Median time to echocardiography was 1.4 days (interquartile range 1 to 2) for both groups. Table 2 presents the echocardiographic findings according to gender. Female patients had lower LV ejection fraction (44.8 ± 7.7 vs 47 ± 7.8, p = 0.003), lower e′ septal (5.68 ± 1.44 vs 6.96 ± 1.84 cm/s, p <0.001), e′ lateral (7.3 ± 2.05 vs 9.23 ± 2.64 cm/s, p = 0.001), and higher E/average e′ ratio (12.54 ± 4.6 vs 9.45 ± 2.6, p<0.001; Figure 1 ). In addition, systemic pulmonary artery pressure was higher in female patients (p = 0.03), as was an association with more advanced diastolic dysfunction grade (p = 0.007; Figure 2 ).
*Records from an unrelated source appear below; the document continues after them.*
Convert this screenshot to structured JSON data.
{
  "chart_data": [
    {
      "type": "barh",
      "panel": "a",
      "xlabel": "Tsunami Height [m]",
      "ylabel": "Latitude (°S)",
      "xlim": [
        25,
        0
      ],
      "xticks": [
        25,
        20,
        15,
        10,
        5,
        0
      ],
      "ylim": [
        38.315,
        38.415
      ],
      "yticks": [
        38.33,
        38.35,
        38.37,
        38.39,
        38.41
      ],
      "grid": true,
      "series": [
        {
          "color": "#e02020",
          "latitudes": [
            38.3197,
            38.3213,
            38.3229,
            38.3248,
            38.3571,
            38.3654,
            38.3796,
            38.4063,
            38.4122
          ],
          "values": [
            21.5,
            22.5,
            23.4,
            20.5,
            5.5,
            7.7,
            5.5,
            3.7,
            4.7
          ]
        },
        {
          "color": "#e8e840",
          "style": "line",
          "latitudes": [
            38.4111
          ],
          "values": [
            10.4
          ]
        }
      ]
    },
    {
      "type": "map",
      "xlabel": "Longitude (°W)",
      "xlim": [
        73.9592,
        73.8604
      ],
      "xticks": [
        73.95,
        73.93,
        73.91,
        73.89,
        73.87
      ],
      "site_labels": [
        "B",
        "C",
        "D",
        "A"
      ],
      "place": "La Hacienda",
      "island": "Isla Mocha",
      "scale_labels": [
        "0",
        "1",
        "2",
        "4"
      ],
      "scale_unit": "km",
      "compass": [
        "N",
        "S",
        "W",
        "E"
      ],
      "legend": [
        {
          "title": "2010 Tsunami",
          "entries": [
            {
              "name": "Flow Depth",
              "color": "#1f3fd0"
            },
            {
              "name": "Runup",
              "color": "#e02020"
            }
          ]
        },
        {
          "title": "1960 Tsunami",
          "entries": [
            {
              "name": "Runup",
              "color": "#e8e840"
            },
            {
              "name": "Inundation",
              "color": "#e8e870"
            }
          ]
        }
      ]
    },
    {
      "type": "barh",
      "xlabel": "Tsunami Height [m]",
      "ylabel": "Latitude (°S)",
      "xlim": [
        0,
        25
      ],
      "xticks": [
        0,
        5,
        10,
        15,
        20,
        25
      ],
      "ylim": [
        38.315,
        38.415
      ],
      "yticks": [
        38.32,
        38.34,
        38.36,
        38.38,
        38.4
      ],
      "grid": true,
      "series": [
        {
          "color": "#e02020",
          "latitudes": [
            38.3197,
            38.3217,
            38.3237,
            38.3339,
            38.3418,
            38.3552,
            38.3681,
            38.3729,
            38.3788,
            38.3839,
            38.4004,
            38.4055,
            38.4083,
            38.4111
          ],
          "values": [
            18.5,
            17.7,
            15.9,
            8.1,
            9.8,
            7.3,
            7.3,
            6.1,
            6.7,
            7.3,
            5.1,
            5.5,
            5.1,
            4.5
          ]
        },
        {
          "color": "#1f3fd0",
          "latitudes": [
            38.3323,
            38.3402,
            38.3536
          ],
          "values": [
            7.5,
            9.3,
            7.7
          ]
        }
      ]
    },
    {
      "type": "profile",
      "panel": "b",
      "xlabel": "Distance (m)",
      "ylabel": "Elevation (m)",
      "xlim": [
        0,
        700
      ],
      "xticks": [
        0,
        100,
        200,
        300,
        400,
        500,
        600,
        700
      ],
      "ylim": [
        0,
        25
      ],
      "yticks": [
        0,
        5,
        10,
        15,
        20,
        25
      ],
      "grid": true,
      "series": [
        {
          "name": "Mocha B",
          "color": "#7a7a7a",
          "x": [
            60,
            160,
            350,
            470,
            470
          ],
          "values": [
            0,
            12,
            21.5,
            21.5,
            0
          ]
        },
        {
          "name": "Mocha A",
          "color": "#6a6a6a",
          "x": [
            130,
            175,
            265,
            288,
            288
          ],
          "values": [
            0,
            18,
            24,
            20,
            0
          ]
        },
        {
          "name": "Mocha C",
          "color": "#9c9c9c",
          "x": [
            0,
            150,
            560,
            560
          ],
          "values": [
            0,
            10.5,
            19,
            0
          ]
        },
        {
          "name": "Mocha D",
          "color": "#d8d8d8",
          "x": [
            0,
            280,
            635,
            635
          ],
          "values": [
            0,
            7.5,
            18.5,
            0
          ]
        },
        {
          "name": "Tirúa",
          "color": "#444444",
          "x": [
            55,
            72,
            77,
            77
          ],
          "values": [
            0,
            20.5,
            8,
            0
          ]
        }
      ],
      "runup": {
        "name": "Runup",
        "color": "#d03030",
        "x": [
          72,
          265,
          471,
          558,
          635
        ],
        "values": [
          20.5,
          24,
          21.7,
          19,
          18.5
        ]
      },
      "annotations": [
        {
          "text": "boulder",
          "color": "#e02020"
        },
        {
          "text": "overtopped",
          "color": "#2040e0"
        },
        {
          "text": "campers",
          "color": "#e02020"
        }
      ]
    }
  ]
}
| Variable | Males (n = 152) | Females (n = 35) | p Value |
|---|---|---|---|
| Biplane LV ejection fraction (mean ± SD) | 47.0 ± 7.8 | 44.8 ± 7.7 | 0.03 |
| Wall motion index (mean ± SD) | 2.2 ± 0.35 | 1.7 ± 0.4 | NS |
| Heart rate (beats/min) (mean ± SD) | 75 ± 12 | 70 ± 12 | NS |
| Systolic blood pressure (mm/Hg) (mean ± SD) | 137 ± 19 | 134 ± 18 | NS |
| Diastolic blood pressure (mm/Hg) (mean ± SD) | 81 ± 13 | 80 ± 13 | NS |
| Cardiac output (L/min) (mean ± SD) | 5.2 ± 1.16 | 4.98 ± 1.27 | NS |
| Left atrial volume (ml 3 ) (mean ± SD) | 61.8 ± 16.4 | 57.2 ± 14.5 | NS |
| Left atrial volume index (ml/m 2 ) (mean ± SD) | 31.6 ± 8.0 | 32.4 ± 9.0 | NS |
| Mitral inflow E wave (cm/s) (mean ± SD) | 73.1 ± 17.2 | 76.7 ± 20.9 | NS |
| Mitral inflow E/A ratio (mean ± SD) | 1.16 ± 0.44 | 1.08 ± 0.49 | NS |
| Septal e’ (cm/s) (mean ± SD) | 6.96 ± 1.84 | 5.68 ± 1.44 | <0.001 |
| E wave velocity/septal e’ (mean ± SD) | 11.1 ± 3.8 | 14.3 ± 5.44 | <0.001 |
| Lateral e’ (cm/s) (mean ± SD) ∗ | 9.23 ± 2.64 | 7.3 ± 2.05 | 0.001 |
| E wave velocity/lateral e’ (mean ± SD) | 8.5 ± 2.68 | 11.3 ± 4.69 | 0.002 |
| E wave velocity/average e’ (mean ± SD) | 9.45 ± 2.6 | 12.54 ± 4.62 | <0.001 |
| Mitral E deceleration time (ms) (mean ± SD) | 179 ± 42 | 177 ± 48 | NS |
| LV end diastolic dimension (mm) (mean ± SD) | 49 ± 7 | 42 ± 16 | 0.002 |
| LV end systolic dimension (mm) (mean ± SD) | 31 ± 6 | 28 ± 12 | NS |
| Ventricular septal thickness (mm) (mean ± SD) | 12 ± 2 | 11 ± 2 | NS |
| Posterior LV wall thickness (mm) (mean ± SD) | 10 ± 2 | 9 ± 4 | 0.026 |
| Peak systolic PA pressure (mm/Hg) (mean ± SD) | 29 ± 4 | 33 ± 9 | 0.03 |
| Mitral regurgitation (any) | 35 (23%) | 13 (35%) | NS |
∗ Information on e’ lateral velocity was available in only 160 patients.